AutoShorts — From Opportunity to Automated Product
- Identified an opportunity to automate short-form content creation for long-form creators through a zero-intervention workflow
- Made pragmatic build-versus-buy decisions across AI and media processing capabilities to accelerate time-to-market
- Validated that fully automated clips could attract viewers and establish an early signal of monetisation potential, averaging 1,000+ views per video within the first week
The Problem
Short-form video has become one of the most effective content formats for audience growth and engagement. However, producing it consistently remains highly labour-intensive, particularly for creators who primarily publish long-form content.
Transforming a single long-form video into multiple short clips typically requires identifying engaging moments, editing them into standalone segments, adapting them for vertical formats, and preparing them for distribution across different platforms. When performed manually, this process can consume several hours per video, creating a significant barrier to maintaining a consistent publishing cadence.
The Opportunity
The repetitive and time-consuming nature of short-form content production presented an opportunity to explore automation. If the end-to-end workflow could be streamlined without compromising content quality, creators could significantly reduce production effort while increasing their output.

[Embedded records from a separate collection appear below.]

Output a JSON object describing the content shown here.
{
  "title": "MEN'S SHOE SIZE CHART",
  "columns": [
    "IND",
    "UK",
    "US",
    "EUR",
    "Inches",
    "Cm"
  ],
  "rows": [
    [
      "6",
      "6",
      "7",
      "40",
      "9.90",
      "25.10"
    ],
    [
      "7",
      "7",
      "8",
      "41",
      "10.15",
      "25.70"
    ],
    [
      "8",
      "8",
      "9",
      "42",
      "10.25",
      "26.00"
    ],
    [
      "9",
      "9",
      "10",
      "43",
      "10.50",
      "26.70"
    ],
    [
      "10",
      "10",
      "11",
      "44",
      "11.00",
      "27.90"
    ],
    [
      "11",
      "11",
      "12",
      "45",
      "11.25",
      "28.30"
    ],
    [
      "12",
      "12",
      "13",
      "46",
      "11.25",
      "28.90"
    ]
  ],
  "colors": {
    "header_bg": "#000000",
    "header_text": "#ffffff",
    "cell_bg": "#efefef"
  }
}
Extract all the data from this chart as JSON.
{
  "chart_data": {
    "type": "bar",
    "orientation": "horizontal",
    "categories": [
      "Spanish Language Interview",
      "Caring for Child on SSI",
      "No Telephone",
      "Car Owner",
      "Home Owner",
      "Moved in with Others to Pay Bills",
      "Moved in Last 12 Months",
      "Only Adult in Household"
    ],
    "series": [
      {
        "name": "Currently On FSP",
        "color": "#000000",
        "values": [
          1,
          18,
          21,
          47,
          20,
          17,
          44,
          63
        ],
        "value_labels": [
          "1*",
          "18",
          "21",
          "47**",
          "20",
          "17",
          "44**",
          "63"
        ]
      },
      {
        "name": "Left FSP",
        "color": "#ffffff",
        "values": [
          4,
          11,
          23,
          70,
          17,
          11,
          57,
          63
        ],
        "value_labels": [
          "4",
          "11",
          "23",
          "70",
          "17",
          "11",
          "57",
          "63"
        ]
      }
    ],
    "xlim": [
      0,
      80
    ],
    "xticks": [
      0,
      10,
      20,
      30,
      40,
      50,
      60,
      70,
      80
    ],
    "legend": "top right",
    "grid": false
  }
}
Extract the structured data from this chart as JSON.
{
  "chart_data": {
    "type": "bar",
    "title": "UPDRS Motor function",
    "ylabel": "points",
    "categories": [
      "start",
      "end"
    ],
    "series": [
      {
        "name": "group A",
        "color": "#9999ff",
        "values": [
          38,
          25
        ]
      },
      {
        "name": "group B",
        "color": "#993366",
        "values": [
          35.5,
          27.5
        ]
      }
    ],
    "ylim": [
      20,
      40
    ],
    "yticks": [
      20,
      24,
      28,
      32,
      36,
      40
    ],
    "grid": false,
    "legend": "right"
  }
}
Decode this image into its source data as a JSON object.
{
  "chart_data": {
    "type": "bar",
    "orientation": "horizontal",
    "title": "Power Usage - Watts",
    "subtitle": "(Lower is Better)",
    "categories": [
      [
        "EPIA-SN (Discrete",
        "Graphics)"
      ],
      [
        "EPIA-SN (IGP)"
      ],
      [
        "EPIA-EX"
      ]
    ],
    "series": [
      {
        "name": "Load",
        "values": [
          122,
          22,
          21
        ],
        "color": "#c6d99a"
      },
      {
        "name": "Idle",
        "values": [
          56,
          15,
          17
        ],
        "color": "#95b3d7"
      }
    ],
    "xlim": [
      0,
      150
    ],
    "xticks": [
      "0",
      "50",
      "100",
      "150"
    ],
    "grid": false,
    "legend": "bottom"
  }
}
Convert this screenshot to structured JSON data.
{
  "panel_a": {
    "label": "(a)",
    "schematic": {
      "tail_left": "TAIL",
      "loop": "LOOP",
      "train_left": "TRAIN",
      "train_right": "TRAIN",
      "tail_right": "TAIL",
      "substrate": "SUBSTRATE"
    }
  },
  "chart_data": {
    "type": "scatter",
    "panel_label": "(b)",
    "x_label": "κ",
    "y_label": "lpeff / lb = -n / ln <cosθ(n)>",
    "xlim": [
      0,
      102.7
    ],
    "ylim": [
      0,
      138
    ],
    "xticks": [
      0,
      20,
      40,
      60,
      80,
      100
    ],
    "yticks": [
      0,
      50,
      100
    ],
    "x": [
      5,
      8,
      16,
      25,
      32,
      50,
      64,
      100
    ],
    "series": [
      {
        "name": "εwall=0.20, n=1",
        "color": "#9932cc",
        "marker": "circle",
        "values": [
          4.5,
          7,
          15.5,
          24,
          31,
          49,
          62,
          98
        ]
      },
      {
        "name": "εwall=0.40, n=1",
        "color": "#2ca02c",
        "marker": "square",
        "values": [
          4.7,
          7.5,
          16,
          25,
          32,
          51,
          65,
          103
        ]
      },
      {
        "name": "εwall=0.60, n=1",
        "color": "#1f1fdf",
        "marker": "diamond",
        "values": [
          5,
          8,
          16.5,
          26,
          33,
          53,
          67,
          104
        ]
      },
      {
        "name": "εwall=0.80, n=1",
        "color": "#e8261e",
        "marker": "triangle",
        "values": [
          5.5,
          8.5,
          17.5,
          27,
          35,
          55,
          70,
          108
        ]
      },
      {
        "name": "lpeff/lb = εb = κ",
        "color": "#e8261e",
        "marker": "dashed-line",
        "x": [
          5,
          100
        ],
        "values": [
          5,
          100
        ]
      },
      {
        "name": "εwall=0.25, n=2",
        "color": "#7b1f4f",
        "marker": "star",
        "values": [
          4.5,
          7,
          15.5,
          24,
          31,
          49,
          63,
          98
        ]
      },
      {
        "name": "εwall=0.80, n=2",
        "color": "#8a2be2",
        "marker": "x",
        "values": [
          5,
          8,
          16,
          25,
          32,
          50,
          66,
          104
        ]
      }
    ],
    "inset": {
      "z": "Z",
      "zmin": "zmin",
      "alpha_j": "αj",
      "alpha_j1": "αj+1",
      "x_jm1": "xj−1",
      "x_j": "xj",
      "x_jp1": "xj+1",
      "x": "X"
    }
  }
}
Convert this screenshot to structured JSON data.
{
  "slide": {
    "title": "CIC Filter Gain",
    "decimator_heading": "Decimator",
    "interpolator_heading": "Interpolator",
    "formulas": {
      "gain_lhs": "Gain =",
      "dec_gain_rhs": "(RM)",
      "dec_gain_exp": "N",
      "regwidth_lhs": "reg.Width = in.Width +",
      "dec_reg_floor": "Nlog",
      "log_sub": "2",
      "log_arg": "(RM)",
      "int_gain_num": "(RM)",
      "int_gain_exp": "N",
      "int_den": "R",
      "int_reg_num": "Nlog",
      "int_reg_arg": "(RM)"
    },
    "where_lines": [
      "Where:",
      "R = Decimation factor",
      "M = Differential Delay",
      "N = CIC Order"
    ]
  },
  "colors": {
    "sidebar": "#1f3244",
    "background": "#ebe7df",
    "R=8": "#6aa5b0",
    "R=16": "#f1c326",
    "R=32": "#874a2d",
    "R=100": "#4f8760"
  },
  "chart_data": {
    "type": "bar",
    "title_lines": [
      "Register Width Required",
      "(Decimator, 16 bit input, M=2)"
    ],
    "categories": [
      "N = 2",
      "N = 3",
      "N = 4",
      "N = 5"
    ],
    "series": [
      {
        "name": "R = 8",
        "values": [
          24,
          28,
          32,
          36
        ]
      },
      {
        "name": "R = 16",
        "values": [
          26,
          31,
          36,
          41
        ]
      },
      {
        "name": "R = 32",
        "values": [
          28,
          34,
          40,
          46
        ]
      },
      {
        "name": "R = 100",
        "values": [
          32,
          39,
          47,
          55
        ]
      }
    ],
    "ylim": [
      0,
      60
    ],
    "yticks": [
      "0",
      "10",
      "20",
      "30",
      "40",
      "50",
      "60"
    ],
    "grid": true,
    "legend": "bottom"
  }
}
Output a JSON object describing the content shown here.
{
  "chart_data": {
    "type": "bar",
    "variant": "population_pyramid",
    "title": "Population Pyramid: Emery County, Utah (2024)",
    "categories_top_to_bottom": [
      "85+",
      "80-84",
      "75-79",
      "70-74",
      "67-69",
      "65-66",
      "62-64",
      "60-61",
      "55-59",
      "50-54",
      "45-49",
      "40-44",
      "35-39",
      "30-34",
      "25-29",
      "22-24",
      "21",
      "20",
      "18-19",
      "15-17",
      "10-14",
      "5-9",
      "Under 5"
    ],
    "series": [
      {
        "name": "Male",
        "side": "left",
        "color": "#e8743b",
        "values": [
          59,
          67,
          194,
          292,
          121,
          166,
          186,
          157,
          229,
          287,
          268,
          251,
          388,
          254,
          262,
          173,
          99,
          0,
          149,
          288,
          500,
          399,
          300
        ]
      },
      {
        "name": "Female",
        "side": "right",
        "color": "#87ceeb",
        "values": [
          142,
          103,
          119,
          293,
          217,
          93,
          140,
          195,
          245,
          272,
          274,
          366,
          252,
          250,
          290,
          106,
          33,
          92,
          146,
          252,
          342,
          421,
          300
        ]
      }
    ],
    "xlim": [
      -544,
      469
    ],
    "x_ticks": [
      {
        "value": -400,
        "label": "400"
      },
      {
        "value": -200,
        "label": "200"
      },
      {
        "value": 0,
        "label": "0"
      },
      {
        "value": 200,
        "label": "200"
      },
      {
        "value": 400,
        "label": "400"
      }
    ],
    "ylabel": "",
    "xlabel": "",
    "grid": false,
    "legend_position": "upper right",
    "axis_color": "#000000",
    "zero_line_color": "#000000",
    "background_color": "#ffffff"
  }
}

A successful solution had the potential to help creators publish more consistently while shifting their time away from repetitive editing tasks and towards higher-value creative work.
The Hypothesis
If the process of converting long-form videos into short-form content could be fully automated, then creators would be able to increase publishing frequency without increasing operational effort, resulting in sustainable audience growth and a viable automation-driven business model.
Success Criteria
I considered the initiative successful if we achieved:
- End-to-end automation without human intervention
- Consistent generation of publishable short-form videos
- Evidence that automatically generated clips could attract viewers
- A viable path towards monetisation or commercialisation
Product Strategy
To validate the hypothesis effectively, I deliberately constrained the product vision around a single principle: zero manual intervention. The MVP needed to autonomously discover content opportunities, generate platform-ready clips, and publish them without requiring human involvement.
This focus prevented scope creep and ensured that every capability contributed directly to testing the core assumption behind the product.
Key Decisions
To build this quickly, I had to be pragmatic about what to build from scratch and what APIs to leverage:
- Highlight detection — I evaluated several approaches and chose Google Gemini 2.5 Flash to analyse transcripts and score segments, optimising for speed and cost.
- Transcription accuracy — I integrated OpenAI Whisper to guarantee reliable text from audio at scale.
- Programmatic editing — Existing editing APIs were either too expensive or too constrained. I chose to build a dedicated internal service to handle ffmpeg operations automatically.
Trade-off: Full automation vs assisted workflows
Many creator tools rely on human review before publishing. I intentionally chose a fully automated approach, accepting the risk of occasional quality imperfections in exchange for validating whether zero-intervention content generation could function as a sustainable system.
Validation
All predefined success criteria were achieved. The system operated autonomously, generated audience engagement, and demonstrated a potential path towards a commercially viable product.
Within the first week of operation, generated videos averaged more than 1,000 views each while requiring no manual intervention. The system automated over 30 hours of monthly production effort that would otherwise have been spent identifying highlights, editing clips, and preparing uploads.
- 1,000+ average views per video
- 30+ hours of manual work eliminated monthly
- Automated revenue generation through YouTube Shorts monetisation
These results validated the core assumption that AI-selected clips could attract viewers and generate value without requiring human involvement in the production workflow.
Scalability
The platform was intentionally designed with future commercialisation in mind. Independent services responsible for scraping, transcription, editing, and publishing enabled the system to scale beyond a single creator workflow.
This architecture provides a foundation for evolving the solution into a multi-tenant SaaS offering, allowing creators to automate content production through a shared platform.
Lessons Learned
I underestimated the value of lightweight planning in highly experimental environments. While rapid iteration accelerated learning, the absence of clearly defined milestones occasionally made progress difficult to assess.
In future projects, I would establish explicit validation checkpoints early on, ensuring that assumptions are tested incrementally without sacrificing execution speed. Structured experimentation does not slow innovation—it makes it more predictable.